A Christopher Padilla la Policía lo agarró 15 minutos tarde a solo 20 pies de la Preparatoria Roosvelt. A Rachel Ferreira, no le perdonaron una infracción de 250 dólares por estar fuera de la escuela a 10 minutos de que sonó la campana -pese a que llevaba una nota firmada por su madre.

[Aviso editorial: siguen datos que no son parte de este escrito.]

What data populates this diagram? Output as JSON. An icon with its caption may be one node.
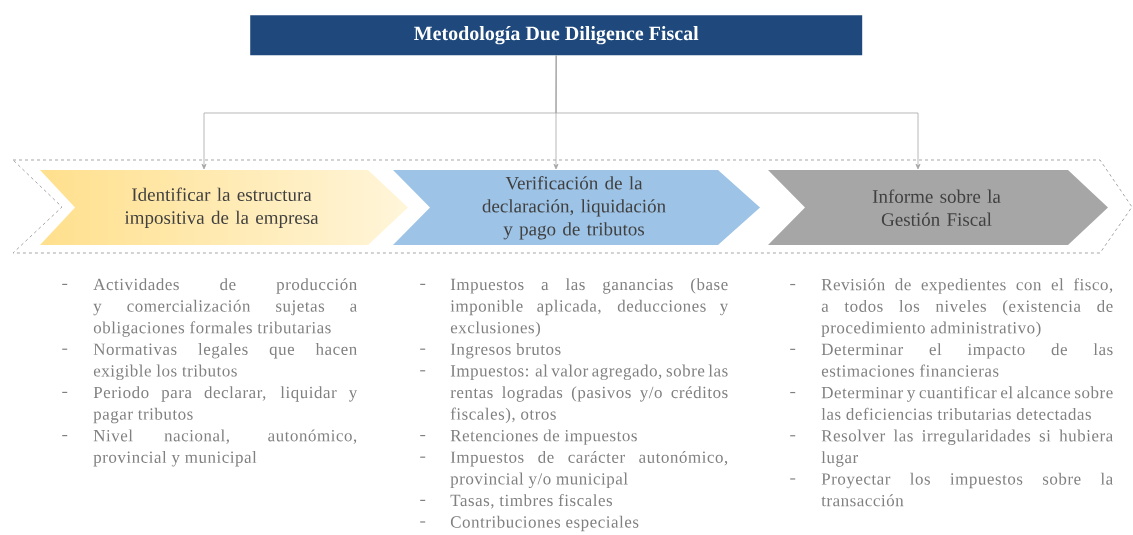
{
  "diagram": {
    "nodes": [
      {
        "text": [
          "Metodología Due Diligence Fiscal"
        ]
      },
      {
        "text": [
          "Identificar la estructura impositiva de la empresa"
        ],
        "beside": [
          "Actividades de producción y comercialización sujetas a obligaciones formales tributarias",
          "Normativas legales que hacen exigible los tributos",
          "Periodo para declarar, liquidar y pagar tributos",
          "Nivel nacional, autonómico, provincial y municipal"
        ]
      },
      {
        "text": [
          "Verificación de la declaración, liquidación y pago de tributos"
        ],
        "beside": [
          "Impuestos a las ganancias (base imponible aplicada, deducciones y exclusiones)",
          "Ingresos brutos",
          "Impuestos: al valor agregado, sobre las rentas logradas (pasivos y/o créditos fiscales), otros",
          "Retenciones de impuestos",
          "Impuestos de carácter autonómico, provincial y/o municipal",
          "Tasas, timbres fiscales",
          "Contribuciones especiales"
        ]
      },
      {
        "text": [
          "Informe sobre la Gestión Fiscal"
        ],
        "beside": [
          "Revisión de expedientes con el fisco, a todos los niveles (existencia de procedimiento administrativo)",
          "Determinar el impacto de las estimaciones financieras",
          "Determinar y cuantificar el alcance sobre las deficiencias tributarias detectadas",
          "Resolver las irregularidades si hubiera lugar",
          "Proyectar los impuestos sobre la transacción"
        ]
      }
    ],
    "edges": [
      {
        "from": 0,
        "to": 1,
        "arrow": "to"
      },
      {
        "from": 0,
        "to": 2,
        "arrow": "to"
      },
      {
        "from": 0,
        "to": 3,
        "arrow": "to"
      }
    ]
  }
}
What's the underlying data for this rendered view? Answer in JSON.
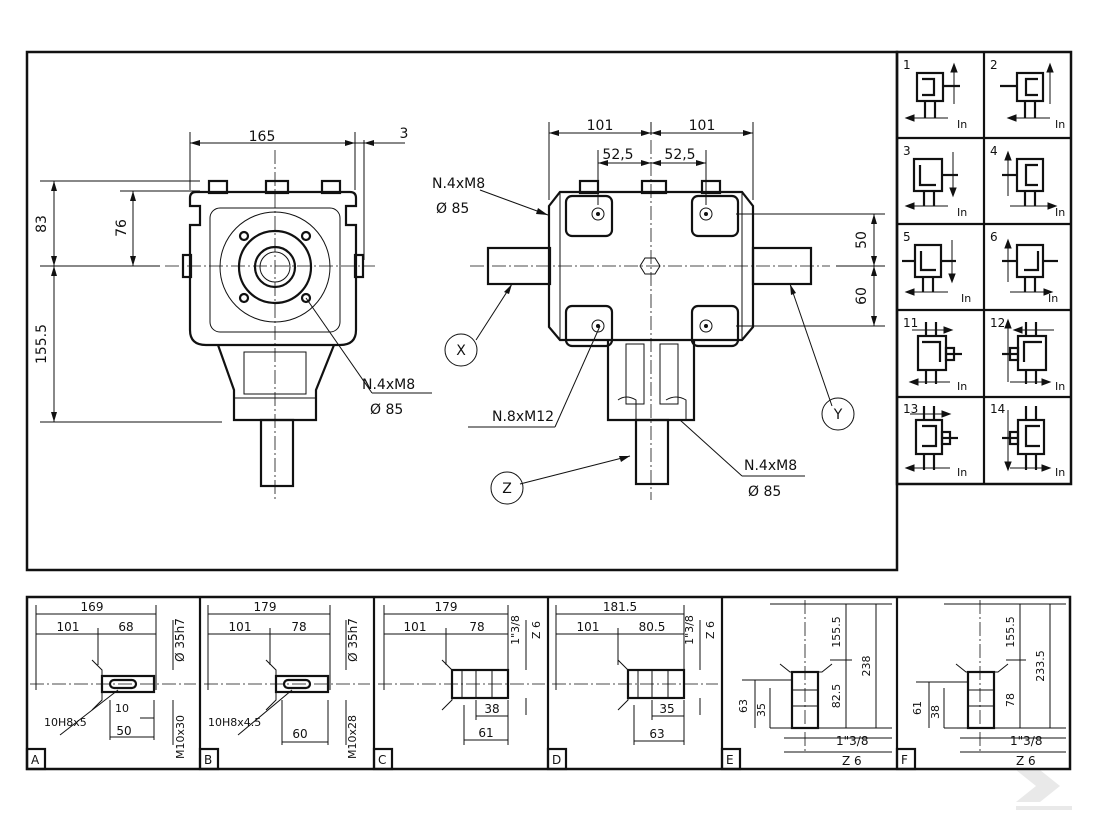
{
  "main_view": {
    "front": {
      "dim_width": "165",
      "dim_offset": "3",
      "dim_height_top": "83",
      "dim_height_76": "76",
      "dim_height_bottom": "155.5",
      "callout_bolt": "N.4xM8",
      "callout_dia": "Ø 85"
    },
    "side": {
      "dim_left": "101",
      "dim_right": "101",
      "dim_left_half": "52,5",
      "dim_right_half": "52,5",
      "dim_upper": "50",
      "dim_lower": "60",
      "callout_top_bolt": "N.4xM8",
      "callout_top_dia": "Ø 85",
      "callout_base": "N.8xM12",
      "callout_bottom_bolt": "N.4xM8",
      "callout_bottom_dia": "Ø 85",
      "label_x": "X",
      "label_y": "Y",
      "label_z": "Z"
    }
  },
  "configurations": [
    {
      "num": "1",
      "tag": "In"
    },
    {
      "num": "2",
      "tag": "In"
    },
    {
      "num": "3",
      "tag": "In"
    },
    {
      "num": "4",
      "tag": "In"
    },
    {
      "num": "5",
      "tag": "In"
    },
    {
      "num": "6",
      "tag": "In"
    },
    {
      "num": "11",
      "tag": "In"
    },
    {
      "num": "12",
      "tag": "In"
    },
    {
      "num": "13",
      "tag": "In"
    },
    {
      "num": "14",
      "tag": "In"
    }
  ],
  "shaft_variants": {
    "A": {
      "letter": "A",
      "total": "169",
      "d1": "101",
      "d2": "68",
      "dia": "Ø 35h7",
      "key": "10H8x5",
      "d3": "10",
      "d4": "50",
      "thread": "M10x30"
    },
    "B": {
      "letter": "B",
      "total": "179",
      "d1": "101",
      "d2": "78",
      "dia": "Ø 35h7",
      "key": "10H8x4.5",
      "d4": "60",
      "thread": "M10x28"
    },
    "C": {
      "letter": "C",
      "total": "179",
      "d1": "101",
      "d2": "78",
      "spline": "1\"3/8",
      "z": "Z 6",
      "d3": "38",
      "d4": "61"
    },
    "D": {
      "letter": "D",
      "total": "181.5",
      "d1": "101",
      "d2": "80.5",
      "spline": "1\"3/8",
      "z": "Z 6",
      "d3": "35",
      "d4": "63"
    },
    "E": {
      "letter": "E",
      "h1": "155.5",
      "h2": "238",
      "h3": "82.5",
      "h4": "63",
      "h5": "35",
      "spline": "1\"3/8",
      "z": "Z 6"
    },
    "F": {
      "letter": "F",
      "h1": "155.5",
      "h2": "233.5",
      "h3": "78",
      "h4": "61",
      "h5": "38",
      "spline": "1\"3/8",
      "z": "Z 6"
    }
  }
}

Y a Nabil Romero, la detención temporal que tuvo, lo obligó a perderse una segunda clase, que era vital para su graduación.

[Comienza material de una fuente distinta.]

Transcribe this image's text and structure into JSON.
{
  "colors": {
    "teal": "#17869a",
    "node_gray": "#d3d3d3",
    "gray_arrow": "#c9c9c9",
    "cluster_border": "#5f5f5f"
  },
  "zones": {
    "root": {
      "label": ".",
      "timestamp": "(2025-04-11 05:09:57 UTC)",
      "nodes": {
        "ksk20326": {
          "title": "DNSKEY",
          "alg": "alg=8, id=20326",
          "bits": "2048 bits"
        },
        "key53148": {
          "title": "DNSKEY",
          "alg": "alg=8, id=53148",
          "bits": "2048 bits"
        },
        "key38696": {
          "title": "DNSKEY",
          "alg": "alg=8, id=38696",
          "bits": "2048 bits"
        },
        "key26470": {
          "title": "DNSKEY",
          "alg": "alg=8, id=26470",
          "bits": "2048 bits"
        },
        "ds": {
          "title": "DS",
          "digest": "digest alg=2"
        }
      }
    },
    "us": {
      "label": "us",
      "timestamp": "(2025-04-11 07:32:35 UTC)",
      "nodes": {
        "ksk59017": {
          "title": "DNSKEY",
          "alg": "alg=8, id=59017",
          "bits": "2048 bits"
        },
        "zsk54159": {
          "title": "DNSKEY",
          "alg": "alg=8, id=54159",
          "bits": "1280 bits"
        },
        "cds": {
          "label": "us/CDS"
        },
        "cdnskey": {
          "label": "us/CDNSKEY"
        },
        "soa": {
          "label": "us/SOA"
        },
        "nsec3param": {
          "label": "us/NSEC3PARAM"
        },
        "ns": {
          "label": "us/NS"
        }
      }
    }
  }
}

Ejemplos como estos, son los que han motivado al concejal Tony Cárdenas, a buscar modificar permanentemente el tipo de multas o incluso eliminar la ordenanza municipal que castiga con 250 dólares y el récord de un delito menor (misdemenanor) a estudiantes que son sorprendidos fuera de la escuela durante horas de clase.

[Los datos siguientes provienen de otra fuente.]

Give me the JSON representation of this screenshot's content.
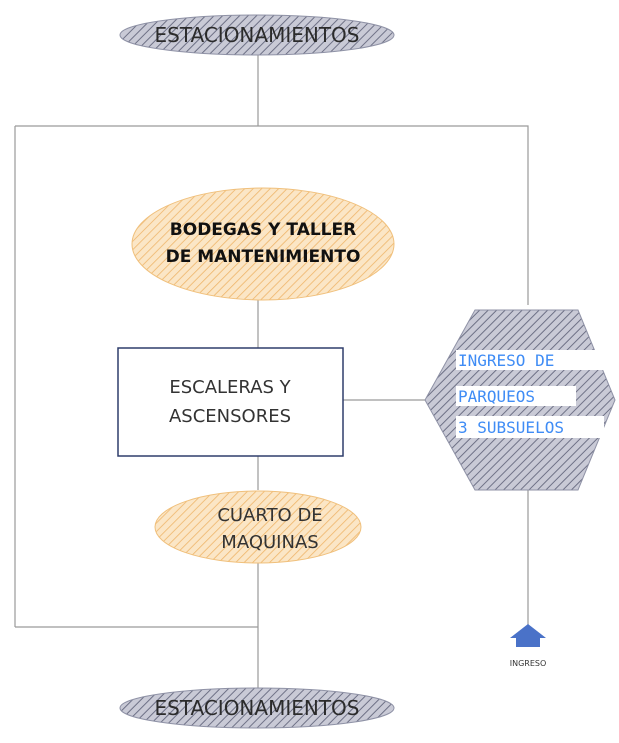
{
  "nodes": {
    "top_parking": {
      "label": "ESTACIONAMIENTOS"
    },
    "storage": {
      "line1": "BODEGAS Y TALLER",
      "line2": "DE MANTENIMIENTO"
    },
    "stairs": {
      "line1": "ESCALERAS Y",
      "line2": "ASCENSORES"
    },
    "machine_room": {
      "line1": "CUARTO DE",
      "line2": "MAQUINAS"
    },
    "parking_entry": {
      "line1": "INGRESO DE",
      "line2": "PARQUEOS",
      "line3": "3 SUBSUELOS"
    },
    "entrance": {
      "label": "INGRESO"
    },
    "bottom_parking": {
      "label": "ESTACIONAMIENTOS"
    }
  },
  "colors": {
    "gray_fill": "#c9cad6",
    "gray_hatch": "#6e7186",
    "orange_fill": "#fbe6c6",
    "orange_hatch": "#efb56a",
    "line": "#9a9a9a",
    "box_border": "#2f3d6b",
    "blue_text": "#3f8cf5",
    "arrow": "#4a72c8"
  }
}
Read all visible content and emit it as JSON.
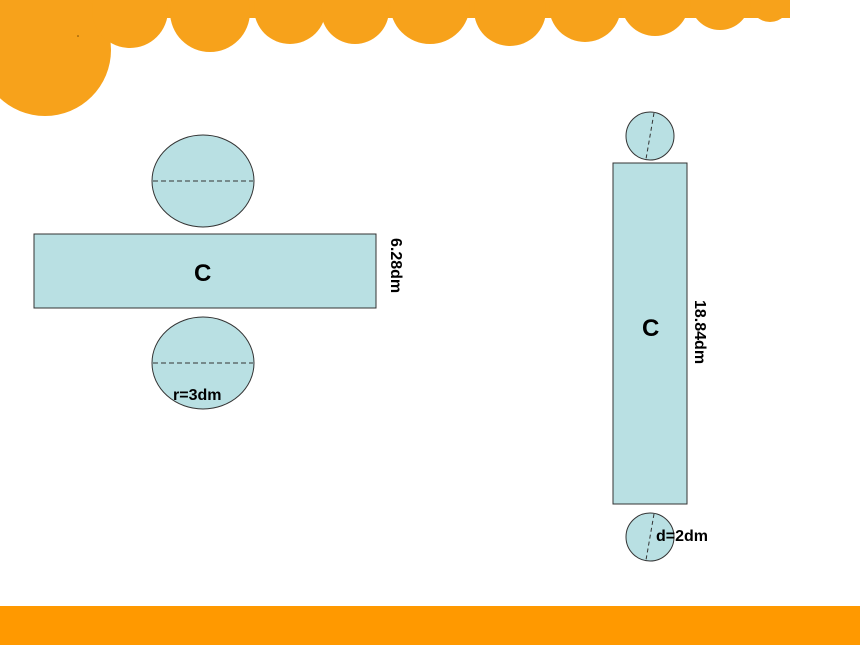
{
  "colors": {
    "accent_orange": "#f7a21b",
    "bottom_bar": "#ff9900",
    "shape_fill": "#b9e0e3",
    "shape_stroke": "#333333"
  },
  "net_left": {
    "rect_label": "C",
    "side_label": "6.28dm",
    "circle_label": "r=3dm"
  },
  "net_right": {
    "rect_label": "C",
    "side_label": "18.84dm",
    "circle_label": "d=2dm"
  }
}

“Yo creo que esto tuvieron que hacerlo desde un principio”, expresa Romero, quien explicó la frustración de haber sido detenido y esposado por tan solo estar 20 minutos tarde.”Hay muchas razones por las que te puedes atrasar y cuando estás mejor prefieres no ir a que te pongan otro ticket“.

La propuesta de Cárdenas que fue presentada el viernes pasado, imita casi al pie de la letra una reciente modificación que hizo el Departamento de Policía de Los Ángeles (LAPD) sobre cómo sus agentes aplicarían esta ordenanza y haría que existan nuevas limitaciones a a la ley municipal 45.04.

Esta medida conocida como “toque de queda matutino”, y que fue puesta en marcha desde 1995, penaliza a los jóvenes en edad escolar que deben si son encontrados fuera de la escuela entre 8:30 de la mañana y 1:30 de la tarde.

Solo del 2004 al 2009 el LAPD repartió más de 47 mil infracciones a estudiantes mayormente a latinos (74 por ciento) y a afroamericanos (12 por ciento). Algunos estudios recientes, que incluyeron el testimonio de un juez juvenil, han demostrado que la ordenanza no ha sido efectiva.

Bajo la propuesta de Cárdenas, se crearían varios incisos en la ley que haría exentos a los estudiantes que estén en las aceras de las escuelas, en lugares adyacentes o que estén en un radio de hasta 3 cuadras a la redonda, en los primeros 60 minutos de clases.

“Estas infracciones impactan a miles de estudiantes a lo largo de Los Ángeles y le cuestan cientos de dólares a las familias anualmente”, dijo Cárdenas, autor de la medida.

“Con esta moción queremos asegurarnos que nuestras políticas sean consistentes y que eviten el ausentismo escolar y mejoren la asistencia”, agregó. Según Manuel Criollo, organizador de la Campana de Derechos Comunitarios, organismo que ha venido estudiando este fenómeno por varios años, los estudiantes estaba siendo criminalizados injustamente. La propuesta de Cárdenas crea además un tipo de penalidad que incluiría realizar trabajo comunitario en su vecindario, enrolarse en un programa escolar vocacional o incluso en un programa posterior a la escuela, como alternativa al pago de multas de 250 dólares y la obligada asistencia a las cortes juveniles.